I know that I can use gprof to benchmark my code.

However, I have this problem -- I have a smart pointer that has an extra level of indirection (think of it as a proxy object).

As a result, I have this extra layer that effects pretty much all functions, and screws with caching.

Is there a way to measure the time my CPU wastes due to cache misses?


Solution 1:

You could try cachegrind and it's front-end kcachegrind.

Solution 2:

Linux supports with perf from 2.6.31 on. This allows you to do the following:

  • compile your code with -g to have debug information included
  • run your code e.g. using the last level cache misses counters: perf record -e LLC-loads,LLC-load-misses yourExecutable
  • run perf report
    • after acknowledging the initial message, select the LLC-load-misses line,
    • then e.g. the first function and
    • then annotate. You should see the lines (in assembly code, surrounded by the the original source code) and a number indicating what fraction of last level cache misses for the lines where cache misses occurred.

Solution 3:

You could find a tool that accesses the CPU performance counters. There is probably a register in each core that counts L1, L2, etc misses. Alternately Cachegrind performs a cycle-by-cycle simulation.

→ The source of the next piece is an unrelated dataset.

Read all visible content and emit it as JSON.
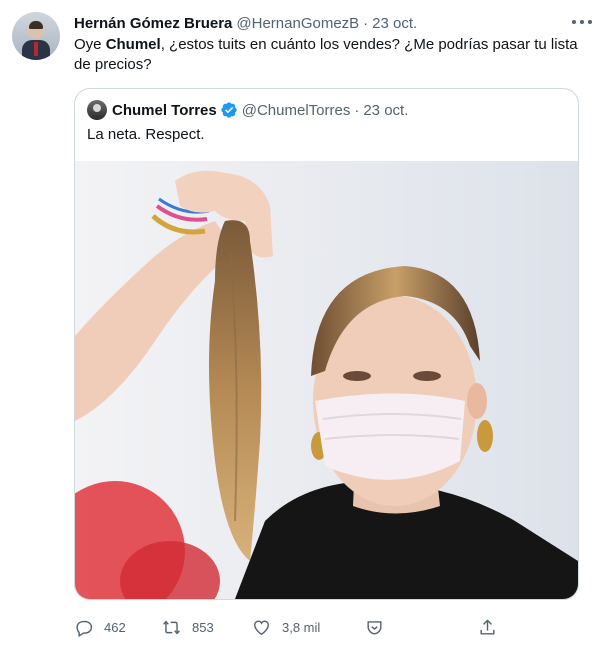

However, I don't think that would be insightful. Your proxy objects are presumably modified by their own methods. A conventional profiler will tell you how much time those methods are taking. No profile tool would tell you how performance would improve without that source of cache pollution. That's a matter of reducing the size and structure of the program's working set, which isn't easy to extrapolate.

A quick Google search turned up boost::intrusive_ptr which might interest you. It doesn't appear to support something like weak_ptr, but converting your program might be trivial, and then you would know for sure the cost of the non-intrusive ref counts.